Bei aller Achtung für die Handwerklichkeit der Produktion, die jeden Cent ihrer Produktionskosten eindrücklich auf die Leinwand wirft, mag der Film bei Cineasten dennoch ein flaues Gefühl hinterlassen. Denn sonderlich neu ist das nicht, was man da so ansehnlich serviert bekommt. Ärgerlicher: es ist oft sogar arg geklaut. Nicht nur die visuelle und narrative Handschrift des Regisseurs sticht einem als überbordende Hommage an Thriller-Meister David Fincher ins Auge: Tom Schilling wirkt da zuweilen in die Rolle eines deutschen Edward Norton hineingedrängt und hineingeschminkt, überhaupt Figur Ben Engel wie ein unehelicher Sohn von Finchers Mark Zuckerberg und Lisbeth Salander.

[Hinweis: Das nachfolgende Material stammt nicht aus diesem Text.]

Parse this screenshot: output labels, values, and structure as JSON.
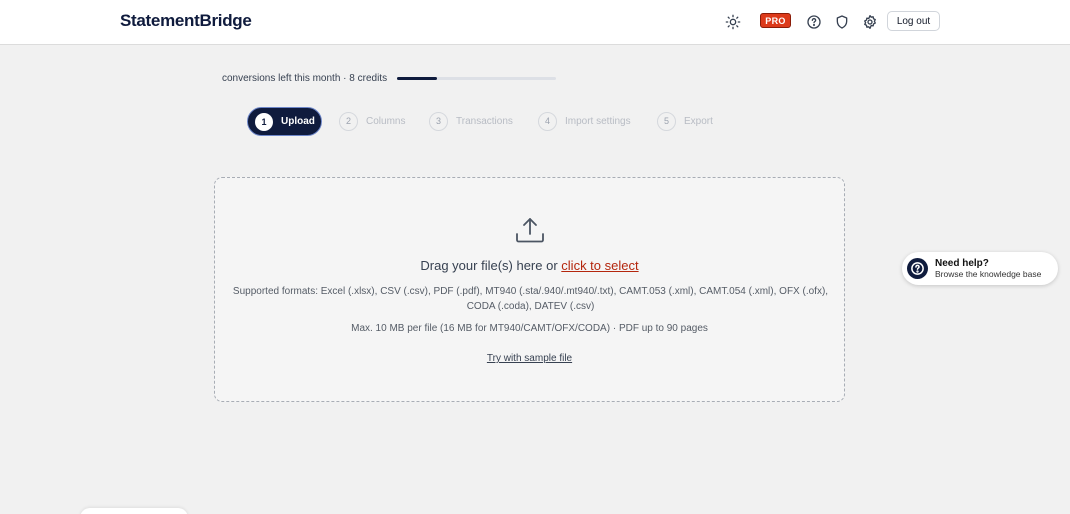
{
  "header": {
    "logo": "StatementBridge",
    "pro_badge": "PRO",
    "logout_label": "Log out",
    "icons": [
      "sun-icon",
      "help-circle-icon",
      "shield-icon",
      "gear-icon"
    ]
  },
  "credits": {
    "text": "conversions left this month · 8 credits",
    "progress_fraction": 0.25
  },
  "steps": [
    {
      "num": "1",
      "label": "Upload",
      "active": true
    },
    {
      "num": "2",
      "label": "Columns",
      "active": false
    },
    {
      "num": "3",
      "label": "Transactions",
      "active": false
    },
    {
      "num": "4",
      "label": "Import settings",
      "active": false
    },
    {
      "num": "5",
      "label": "Export",
      "active": false
    }
  ],
  "dropzone": {
    "drag_text": "Drag your file(s) here or",
    "click_select": "click to select",
    "formats_line1": "Supported formats: Excel (.xlsx), CSV (.csv), PDF (.pdf), MT940 (.sta/.940/.mt940/.txt), CAMT.053 (.xml), CAMT.054 (.xml), OFX (.ofx),",
    "formats_line2": "CODA (.coda), DATEV (.csv)",
    "max_size": "Max. 10 MB per file (16 MB for MT940/CAMT/OFX/CODA) · PDF up to 90 pages",
    "sample_link": "Try with sample file"
  },
  "help": {
    "title": "Need help?",
    "subtitle": "Browse the knowledge base"
  },
  "colors": {
    "brand": "#0f1b3d",
    "accent": "#b4260d",
    "pro": "#dc3a1a"
  }
}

An der wendungsreichen Story dürften ebenfalls diejenigen die meiste Freude haben, die „Fight Club“ und Bryan Singers Meisterwerk „Usual Suspects“ nicht gesehen haben, denn auch diese Drehbücher werden derart unverblümt „zitiert“, dass andere dafür ihren Doktortitel verloren hätten.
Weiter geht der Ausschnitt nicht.